Не успел король договорить эти слова, как в дверь тихонько постучались, и Мирон сказал:
— Ваше величество! Ее величество королева идет сюда!
— Ах, черт! — сказал король и отпер дверь.
В кабинете был паж Рауль, явившийся от королевы с просьбой принять ее немедленно. Король велел сказать матери, что ждет ее, и жестом указал Ноэ на комнату, где лежал Генрих. Ноэ прошел к раненому, а следом за ним туда вошла и Маргарита.
— Вовсе не нужно, чтобы королева застала меня здесь! — сказала она брату-королю, после чего заперла дверь.
Вскоре в соседней комнате послышались шаги королевы-матери.
— Она будет требовать моей головы! — сказал Генрих улыбаясь.
— Ну что же, — сказала Маргарита, прикладывая сначала глаз, а потом ухо к замочной скважине, — всякий, кто живет в Лувре, подслушивает у дверей. Будем делать, как делают все!
II
Когда Сарра выбежала из дома, Рене вспомнил, что они даже не решили с ней в деталях, как и когда будет совершена передача тайны сокровищ Самуила Лорьо. Ее обещание было слишком неопределенно и давало возможность ко всяким уверткам. Рене решил догнать женщину и попытаться заставить ее сформулировать условия более точно.
Но Сарра бежала очень быстро и имела достаточный выигрыш во времени. Поэтому, когда Рене дошел до кабачка Маликана, ее там уже не оказалось. Зато при виде Маликана у Рене блеснула в голове новая мысль.
— Здравствуй, дорогой мой Маликан, — ласково сказал он, отвечая на поклон кабатчика. — А меня к тебе послала королева…
— Королева?
— Да! Ее величество узнала, что один из дворян, которого она очень любит и которого я тоже очень люблю, поссорился с кем — то у тебя в кабачке…
— Да, это сир де Коарасс.
— И дрался на дуэли!
— Да, с каким-то незнакомцем.
— Который, как говорят, тяжело ранил его?

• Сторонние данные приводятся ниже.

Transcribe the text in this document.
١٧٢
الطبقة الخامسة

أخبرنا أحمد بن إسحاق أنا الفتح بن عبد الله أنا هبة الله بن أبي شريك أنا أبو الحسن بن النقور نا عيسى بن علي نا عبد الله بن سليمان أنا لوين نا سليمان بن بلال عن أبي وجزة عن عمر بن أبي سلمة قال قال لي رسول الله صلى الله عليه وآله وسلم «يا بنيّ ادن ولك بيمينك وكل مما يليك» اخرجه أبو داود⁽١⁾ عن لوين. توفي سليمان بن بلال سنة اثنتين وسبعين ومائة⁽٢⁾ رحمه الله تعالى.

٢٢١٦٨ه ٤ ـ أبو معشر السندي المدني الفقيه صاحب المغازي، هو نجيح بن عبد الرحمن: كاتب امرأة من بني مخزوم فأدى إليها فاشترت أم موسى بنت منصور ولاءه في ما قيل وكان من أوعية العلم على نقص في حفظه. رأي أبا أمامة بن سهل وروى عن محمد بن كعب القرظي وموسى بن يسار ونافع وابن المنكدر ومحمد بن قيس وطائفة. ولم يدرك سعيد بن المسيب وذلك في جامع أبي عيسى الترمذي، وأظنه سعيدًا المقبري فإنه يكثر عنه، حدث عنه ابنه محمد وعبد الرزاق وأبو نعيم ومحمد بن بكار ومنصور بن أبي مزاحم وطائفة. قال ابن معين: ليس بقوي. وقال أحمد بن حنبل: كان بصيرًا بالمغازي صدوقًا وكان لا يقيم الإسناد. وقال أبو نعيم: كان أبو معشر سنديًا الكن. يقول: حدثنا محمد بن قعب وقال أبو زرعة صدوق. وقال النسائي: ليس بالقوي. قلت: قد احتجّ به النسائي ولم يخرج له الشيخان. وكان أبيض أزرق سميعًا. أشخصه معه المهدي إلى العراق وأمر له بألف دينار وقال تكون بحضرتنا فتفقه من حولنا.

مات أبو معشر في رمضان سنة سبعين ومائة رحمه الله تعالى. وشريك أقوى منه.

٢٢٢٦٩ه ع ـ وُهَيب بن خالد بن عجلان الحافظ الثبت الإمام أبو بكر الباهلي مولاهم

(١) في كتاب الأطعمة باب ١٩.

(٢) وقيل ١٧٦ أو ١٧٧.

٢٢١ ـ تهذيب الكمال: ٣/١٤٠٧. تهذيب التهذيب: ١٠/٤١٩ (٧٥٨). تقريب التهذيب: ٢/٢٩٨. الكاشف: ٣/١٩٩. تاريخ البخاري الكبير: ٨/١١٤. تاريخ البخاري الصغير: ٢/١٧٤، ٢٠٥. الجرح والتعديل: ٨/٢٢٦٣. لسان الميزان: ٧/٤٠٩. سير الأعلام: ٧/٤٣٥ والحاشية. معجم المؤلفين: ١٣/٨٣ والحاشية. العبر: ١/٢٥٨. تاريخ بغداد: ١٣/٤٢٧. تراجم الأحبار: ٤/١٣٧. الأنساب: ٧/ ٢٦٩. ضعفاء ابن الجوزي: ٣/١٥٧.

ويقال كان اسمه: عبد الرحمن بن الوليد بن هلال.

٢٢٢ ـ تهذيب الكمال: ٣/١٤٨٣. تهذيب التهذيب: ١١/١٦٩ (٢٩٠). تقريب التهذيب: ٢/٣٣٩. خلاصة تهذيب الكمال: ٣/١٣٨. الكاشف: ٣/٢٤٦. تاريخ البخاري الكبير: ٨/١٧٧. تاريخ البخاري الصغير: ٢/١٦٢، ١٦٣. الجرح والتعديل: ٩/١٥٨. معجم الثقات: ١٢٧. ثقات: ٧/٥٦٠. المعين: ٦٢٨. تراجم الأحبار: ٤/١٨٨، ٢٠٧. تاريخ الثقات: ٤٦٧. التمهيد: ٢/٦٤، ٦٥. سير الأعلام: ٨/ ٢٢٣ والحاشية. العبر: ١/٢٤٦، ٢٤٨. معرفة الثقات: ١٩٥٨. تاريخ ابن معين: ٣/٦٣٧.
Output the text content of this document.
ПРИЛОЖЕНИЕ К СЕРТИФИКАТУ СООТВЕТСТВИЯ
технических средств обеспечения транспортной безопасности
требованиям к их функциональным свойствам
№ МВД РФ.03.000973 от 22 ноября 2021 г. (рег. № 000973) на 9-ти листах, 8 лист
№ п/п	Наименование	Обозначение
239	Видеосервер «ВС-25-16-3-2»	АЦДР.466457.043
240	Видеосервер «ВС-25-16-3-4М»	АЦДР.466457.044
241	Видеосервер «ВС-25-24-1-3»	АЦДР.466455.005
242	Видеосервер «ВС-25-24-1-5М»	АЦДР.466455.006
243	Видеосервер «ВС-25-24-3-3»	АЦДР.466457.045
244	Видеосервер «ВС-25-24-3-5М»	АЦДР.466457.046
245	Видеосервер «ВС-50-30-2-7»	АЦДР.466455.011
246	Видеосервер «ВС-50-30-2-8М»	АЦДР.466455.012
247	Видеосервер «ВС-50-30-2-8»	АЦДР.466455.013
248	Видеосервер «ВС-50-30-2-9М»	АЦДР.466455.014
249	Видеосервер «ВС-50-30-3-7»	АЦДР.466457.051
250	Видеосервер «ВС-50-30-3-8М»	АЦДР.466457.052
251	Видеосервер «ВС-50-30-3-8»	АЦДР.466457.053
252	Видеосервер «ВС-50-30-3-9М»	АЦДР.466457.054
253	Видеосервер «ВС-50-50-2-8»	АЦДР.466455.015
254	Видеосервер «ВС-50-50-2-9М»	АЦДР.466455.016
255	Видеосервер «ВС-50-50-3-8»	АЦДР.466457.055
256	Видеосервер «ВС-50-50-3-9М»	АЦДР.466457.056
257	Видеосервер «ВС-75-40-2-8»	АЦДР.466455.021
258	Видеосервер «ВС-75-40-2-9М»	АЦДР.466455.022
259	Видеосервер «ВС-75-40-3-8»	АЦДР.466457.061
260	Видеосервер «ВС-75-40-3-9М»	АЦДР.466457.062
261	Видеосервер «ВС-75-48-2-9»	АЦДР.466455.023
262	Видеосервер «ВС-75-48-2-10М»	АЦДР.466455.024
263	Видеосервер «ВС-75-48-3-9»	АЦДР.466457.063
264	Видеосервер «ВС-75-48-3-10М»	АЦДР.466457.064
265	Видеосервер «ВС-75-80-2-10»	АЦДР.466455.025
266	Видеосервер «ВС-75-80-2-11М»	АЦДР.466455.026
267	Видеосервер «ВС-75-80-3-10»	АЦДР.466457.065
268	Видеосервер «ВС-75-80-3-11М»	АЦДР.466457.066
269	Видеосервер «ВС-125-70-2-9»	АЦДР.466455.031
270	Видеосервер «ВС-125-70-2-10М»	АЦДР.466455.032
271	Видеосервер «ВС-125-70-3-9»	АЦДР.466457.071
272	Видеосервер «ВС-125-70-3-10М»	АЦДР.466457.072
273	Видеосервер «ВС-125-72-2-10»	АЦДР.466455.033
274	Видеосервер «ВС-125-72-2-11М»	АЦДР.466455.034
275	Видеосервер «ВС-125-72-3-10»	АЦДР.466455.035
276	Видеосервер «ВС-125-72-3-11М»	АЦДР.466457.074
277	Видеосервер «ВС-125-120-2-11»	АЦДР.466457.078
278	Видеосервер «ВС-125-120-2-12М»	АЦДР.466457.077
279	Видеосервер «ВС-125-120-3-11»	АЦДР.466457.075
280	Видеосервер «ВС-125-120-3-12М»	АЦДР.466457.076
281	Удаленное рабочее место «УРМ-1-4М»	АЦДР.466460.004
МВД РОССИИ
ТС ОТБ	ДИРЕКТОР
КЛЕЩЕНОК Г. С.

— О нет, рана очень легкая!
— Ах, — сказал Рене, — тем лучше! Я с облегчением перевожу дух!
— Через неделю он будет на ногах.
— Это очень хорошо. Он у тебя, надеюсь? Я хотел бы повидать бедного сира де Коарасса!
— Нет, его у меня нет.
— Но ведь не мог же он добраться, сам до своей гостиницы?
— Сам — нет, но его друг, господин Амори де Ноэ, послал за носилками и увез его куда-то, вероятно домой!
Это было так правдоподобно, что Рене поверил и направился в гостиницу Лестокада.
Последний тоже, как и Маликан, сидел на пороге своего заведения. Так как Рене пользовался огромной популярностью в Париже, то при приближении страшного парфюмера Лестокад встал и отвесил ему низкий поклон.
— Как поживает сир де Коарасс? — спросил Рене.
— Неплохо, должно быть! — ответил Лестокад.
— То есть как это’ неплохо ‘? Ты, вероятно, хотел сказать’ лучше ‘?
— Но ведь сир де Коарасс не болен, насколько мне известно. Правда, он не ночевал дома, но ведь он уже не раз оставался у своего кузена, господина Пибрака…
— Да разве ты не знаешь, что он тяжело ранен на дуэли? — спросил Рене.
— Господи! Несчастный! — с ужасом и сожалением крикнул Лестокад.
Рене было мало дела до чувств трактирщика.’ А, бандит Маликан! Ты посмеялся надо мной! Ну, погоди! — подумал он и хотел сейчас же идти к Маликану и жестоко наказать его. К счастью и для Маликана, да и для Рене (потому что Маликан был способен всадить ему нож в сердце), парфюмер успел рассудить дело. — Если этот нахал соврал мне, — подумал он, — значит, он знает или догадывается о моей ненависти к Ко-арассу. Но раз он знает об этой ненависти, значит, тем более он не станет держать раненого у себя. Куда же припрятали его?’
Рене зашел на минутку домой, а потом направился в Лувр, и королева Екатерина, вернувшись с охоты, застала его у себя в кабинете.
— А, это ты! — сказала она. — Ты знаешь, что случилось с сиром де Коарассом?
— Да, ваше величество.
— Он дрался на дуэли и тяжело ранен.
— Нет, он ранен легко.
— Значит, он выздоровеет?
— Еще бы, ведь за ним достаточно хорошо ухаживают, — сказал Рене наобум.
— Разве? Кто же именно?
— Ваше величество, — ответил Рене, — я только что с большим трудом выкарабкался из когтей господина Кабоша и не имею ни малейшего желания попасть в них опять.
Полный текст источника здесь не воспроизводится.